放送業界に対しても規制強化の動き
参院選の話題にかき消されている感があるが、放送業界のガバナンス問題はやっと議論が始まったばかり。今まで「自主自律」の建前を掲げてきたものの、実態が伴っていないのは明らかである。あまりの体たらくに総務省も介入せざるをえなくなったというのが、本音ではないかと思う。
いわゆるフジテレビ問題を受けて今年6月に設置された「放送事業者におけるガバナンス確保に関する検討会」が、月イチで開催されている。
座長は偽・誤情報関連の検討会と同じ識者が務める。中心メンバーは企業ガバナンスを専門とする研究者や法律家。民放連はオブザーバー参加で、ガバナンス確保に向けた取り組みを報告する。
7月29日に開催された第二回では具体的な提言がなされた。
一つは、各局に設けられている番組審議会に人権問題のチェック機能をもたせようというもの。制作物である番組の内容だけでなく、制作過程での不適切行為(ハラスメント等)も俎上に載せてはどうかという提言である。審議会の機能活用の努力義務を定めた放送法6条6項を論拠としている。
番組審議会といえばフジテレビで「テレビと人権」をテーマに審議された際に、「人権意識が強すぎると番組がつまらなくなる」といった趣旨の発言があった。番審で人権問題を扱うのであれば、人選には留意していただきたい。
もう一つの重要な提言は免許に関わるもの。
・免許付与後に総務省がモニタリングをすることを提案→現状では「免許を付与したらそれで終わり」の放置プレーらしい。定期的に報告を求めるとよいのでは、とのこと。
・何か問題があった場合の処分に幅をもたせる→
いまは停波しかないので段階的な処分を設けてはどうかという提案。たとえば、通常は5年の更新期間を3年に短縮する、などである。

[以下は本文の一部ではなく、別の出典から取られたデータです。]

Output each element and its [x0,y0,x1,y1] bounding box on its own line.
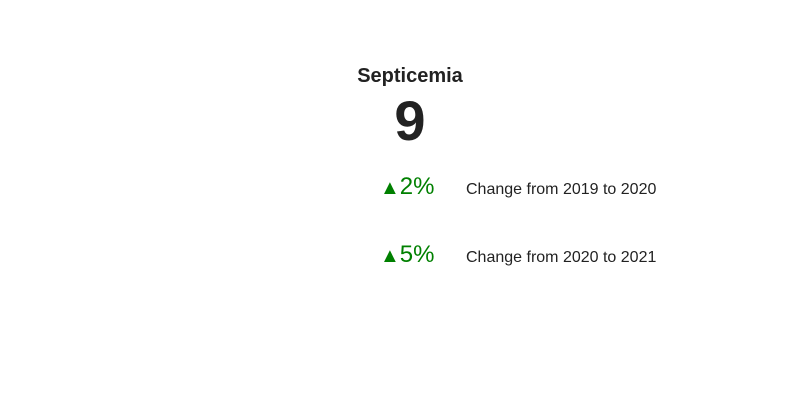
delta-percent: 5% [399,241,435,268]
delta-value: ▲2% [380,172,434,203]
increase-arrow-icon: ▲ [380,245,400,267]
delta-row: ▲2% Change from 2019 to 2020 [380,172,700,202]
indicator-value: 9 [394,89,426,152]
chart-title: Septicemia [357,65,463,87]
increase-arrow-icon: ▲ [380,177,400,199]
delta-value: ▲5% [380,240,434,271]
delta-row: ▲5% Change from 2020 to 2021 [380,240,700,270]
delta-percent: 2% [399,173,435,200]
delta-label: Change from 2019 to 2020 [466,181,657,198]
delta-label: Change from 2020 to 2021 [466,249,657,266]
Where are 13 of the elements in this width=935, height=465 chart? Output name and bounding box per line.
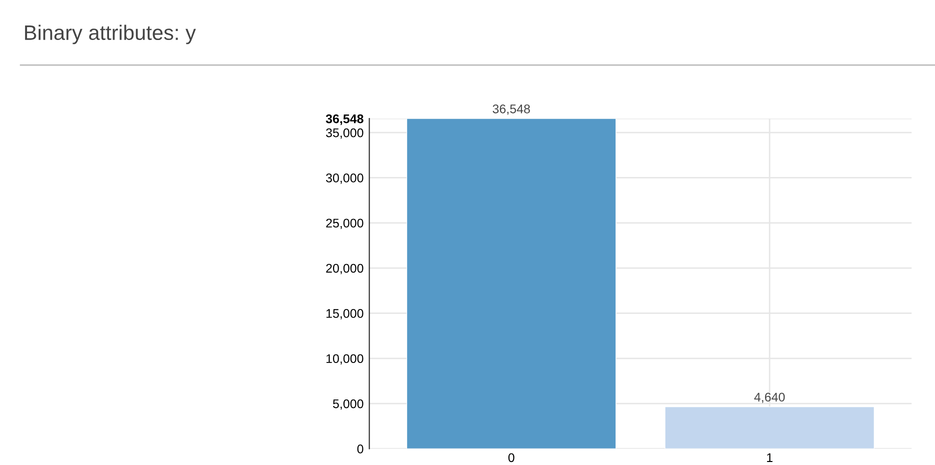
y-tick-label: 25,000 <box>326 218 364 230</box>
y-tick-label: 0 <box>357 444 364 454</box>
y-tick-label: 36,548 <box>326 114 364 126</box>
x-tick-label: 1 <box>767 453 772 462</box>
y-tick-label: 15,000 <box>326 309 364 320</box>
y-tick-label: 20,000 <box>326 264 364 274</box>
text: Binary attributes: y <box>25 24 196 44</box>
data-label: 4,640 <box>754 392 785 404</box>
y-tick-label: 35,000 <box>326 128 364 139</box>
y-tick-label: 10,000 <box>326 354 364 365</box>
y-tick-label: 30,000 <box>326 174 364 184</box>
y-tick-label: 5,000 <box>332 399 364 410</box>
data-label: 36,548 <box>492 104 530 115</box>
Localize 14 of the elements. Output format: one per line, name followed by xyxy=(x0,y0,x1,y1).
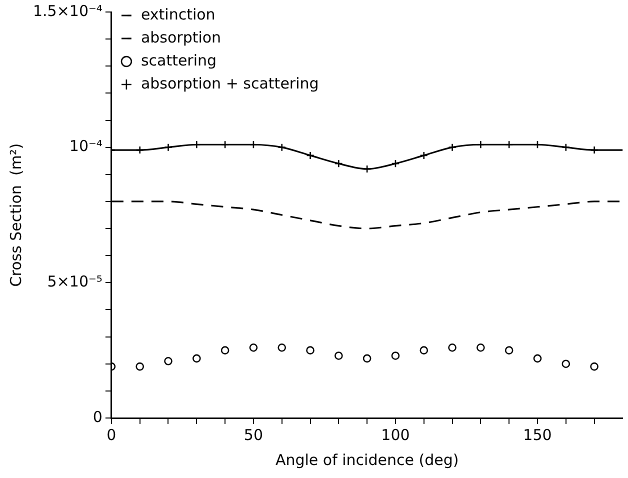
x-tick-label: 50 xyxy=(244,426,264,444)
x-tick-label: 100 xyxy=(381,426,410,444)
x-tick-label: 0 xyxy=(106,426,116,444)
legend-label: scattering xyxy=(140,51,217,70)
x-axis-title: Angle of incidence (deg) xyxy=(275,450,459,469)
y-axis-title: Cross Section (m²) xyxy=(6,143,25,287)
legend-label: absorption xyxy=(140,28,222,46)
y-tick-label: 5×10⁻⁵ xyxy=(47,272,102,291)
legend-label: extinction xyxy=(140,5,216,24)
y-tick-label: 1.5×10⁻⁴ xyxy=(32,2,102,20)
y-tick-label: 10⁻⁴ xyxy=(69,137,102,156)
legend-label: absorption + scattering xyxy=(140,74,319,92)
y-tick-label: 0 xyxy=(92,408,102,426)
x-tick-label: 150 xyxy=(523,426,552,444)
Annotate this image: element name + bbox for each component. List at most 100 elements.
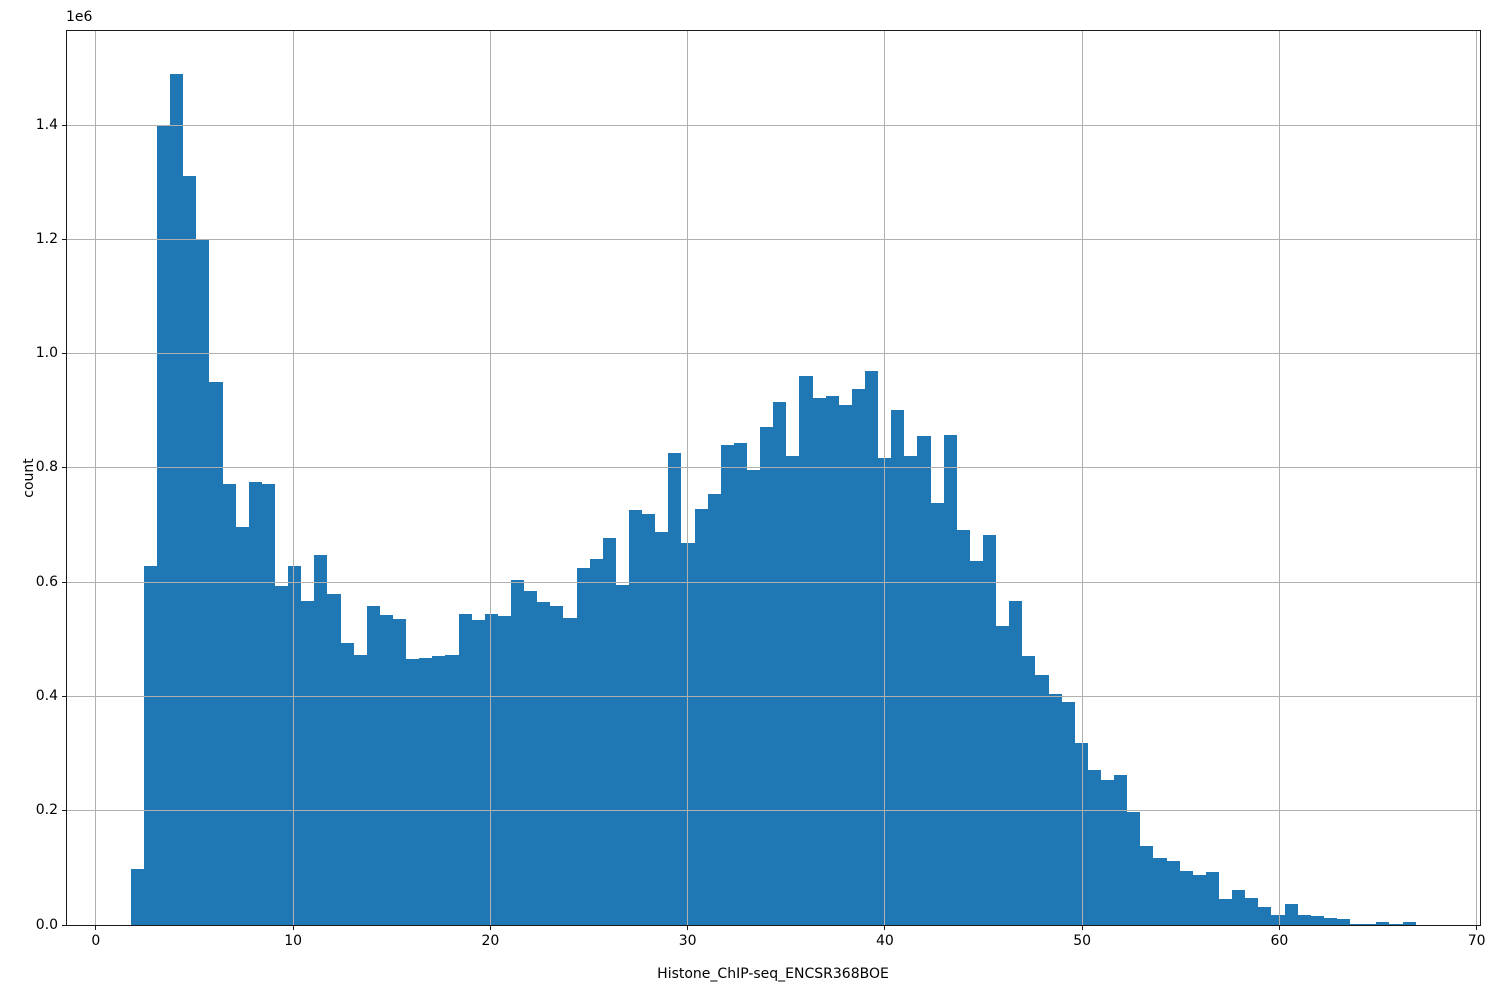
y-tick-label: 0.6 xyxy=(35,573,58,590)
histogram-bar xyxy=(1022,655,1036,925)
x-tick-label: 0 xyxy=(91,933,101,949)
histogram-bar xyxy=(379,615,394,925)
histogram-bar xyxy=(1179,870,1193,925)
y-tick-label: 0.8 xyxy=(35,459,58,476)
histogram-bar xyxy=(969,561,984,925)
histogram-bar xyxy=(786,455,800,925)
histogram-bar xyxy=(537,602,551,925)
histogram-bar xyxy=(1271,915,1285,925)
histogram-bar xyxy=(642,514,656,925)
gridline-horizontal xyxy=(66,353,1480,355)
histogram-bar xyxy=(1323,917,1338,925)
gridline-horizontal xyxy=(66,581,1480,583)
histogram-bar xyxy=(904,455,918,925)
histogram-bar xyxy=(668,453,682,925)
x-tick-label: 50 xyxy=(1073,933,1092,949)
histogram-bar xyxy=(1310,916,1324,925)
histogram-bar xyxy=(209,382,223,925)
histogram-bar xyxy=(366,606,380,925)
histogram-bar xyxy=(458,613,472,925)
x-tick-label: 20 xyxy=(481,933,500,949)
histogram-bar xyxy=(511,579,525,925)
histogram-bar xyxy=(1127,811,1141,925)
histogram-bar xyxy=(602,538,616,925)
gridline-vertical xyxy=(884,31,886,925)
y-tick-label: 1.4 xyxy=(35,116,58,133)
histogram-bar xyxy=(327,593,341,925)
histogram-bar xyxy=(1192,874,1206,925)
y-tick-mark xyxy=(62,810,66,812)
gridline-vertical xyxy=(95,31,97,925)
x-tick-label: 40 xyxy=(875,933,894,949)
x-tick-mark xyxy=(95,926,97,930)
histogram-bar xyxy=(956,530,970,925)
histogram-bar xyxy=(576,568,590,925)
histogram-bar xyxy=(301,601,315,925)
y-tick-label: 1.0 xyxy=(35,345,58,362)
x-tick-mark xyxy=(1476,926,1478,930)
y-tick-label: 0.0 xyxy=(35,916,58,933)
gridline-vertical xyxy=(687,31,689,925)
histogram-bar xyxy=(943,434,957,925)
y-tick-mark xyxy=(62,467,66,469)
gridline-vertical xyxy=(1081,31,1083,925)
histogram-bar xyxy=(170,73,184,925)
histogram-bar xyxy=(851,389,866,925)
histogram-bar xyxy=(1232,889,1246,925)
y-tick-mark xyxy=(62,353,66,355)
histogram-bar xyxy=(1258,907,1272,925)
histogram-bar xyxy=(733,442,748,925)
histogram-bar xyxy=(694,509,708,925)
histogram-bar xyxy=(891,410,905,925)
histogram-bar xyxy=(1074,743,1088,925)
histogram-bar xyxy=(222,484,236,925)
histogram-bar xyxy=(1337,919,1351,925)
histogram-bar xyxy=(1205,872,1220,925)
plot-area xyxy=(65,30,1481,926)
x-tick-mark xyxy=(687,926,689,930)
y-tick-mark xyxy=(62,581,66,583)
y-tick-label: 1.2 xyxy=(35,230,58,247)
histogram-bar xyxy=(825,396,839,925)
histogram-bar xyxy=(1297,914,1311,925)
histogram-bar xyxy=(248,482,262,925)
histogram-bar xyxy=(340,642,354,925)
histogram-bar xyxy=(930,502,944,925)
histogram-bar xyxy=(1114,774,1128,925)
histogram-bar xyxy=(917,435,931,925)
x-tick-label: 10 xyxy=(284,933,303,949)
histogram-bar xyxy=(445,655,459,925)
x-axis-label: Histone_ChIP-seq_ENCSR368BOE xyxy=(657,966,889,982)
histogram-bar xyxy=(1035,675,1049,925)
histogram-bar xyxy=(1363,924,1377,925)
histogram-bar xyxy=(1376,921,1390,925)
histogram-bar xyxy=(1101,779,1115,925)
bars-layer xyxy=(67,31,1481,925)
histogram-bar xyxy=(432,655,446,925)
histogram-bar xyxy=(1048,694,1062,925)
histogram-bar xyxy=(1350,923,1364,925)
x-tick-label: 70 xyxy=(1467,933,1486,949)
histogram-bar xyxy=(1166,861,1180,925)
histogram-bar xyxy=(497,616,512,925)
histogram-bar xyxy=(183,176,197,925)
histogram-bar xyxy=(838,405,852,925)
histogram-bar xyxy=(550,606,564,925)
histogram-bar xyxy=(1389,924,1403,925)
x-tick-label: 30 xyxy=(678,933,697,949)
histogram-bar xyxy=(812,398,826,925)
histogram-bar xyxy=(629,509,643,925)
histogram-bar xyxy=(143,565,158,925)
y-tick-label: 0.4 xyxy=(35,687,58,704)
histogram-bar xyxy=(393,618,407,925)
histogram-bar xyxy=(275,586,289,925)
histogram-bar xyxy=(983,534,997,925)
y-tick-mark xyxy=(62,238,66,240)
histogram-bar xyxy=(865,370,879,925)
histogram-bar xyxy=(760,427,774,925)
gridline-vertical xyxy=(489,31,491,925)
y-tick-mark xyxy=(62,924,66,926)
histogram-bar xyxy=(353,655,367,925)
histogram-bar xyxy=(996,625,1010,925)
gridline-horizontal xyxy=(66,124,1480,126)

これら免許に関わることは放送法ではなく電波法で対処すべきとあった。介入の口実に使われないようにするためだという。フジテレビに限らず業界全体のガバナンスがここまで緩いと、介入を許す余地ができてしまう。自業自得と言えばそれまでだが、政府による介入の歯止めは必要である。
民放連の方でも「人権ハンドブック」なるものを作ってみたり、加盟社を対象にアンケートを実施してみたりと(人権上の問題の有無を問われて正直に答える局ばかりだといいですね!)、いろいろと手を打っている様子。ただ、長年にわたり特権の上にあぐらをかき続け、人権意識のアップデートが他業種に比べてかなり立ち遅れているテレビ業界が、遅れを取り戻すのは容易ではなさそう。だから外圧が必要なのだろうけど、それで少しでも変わることができるかどうか。あきらめ半分、期待半分で見ている。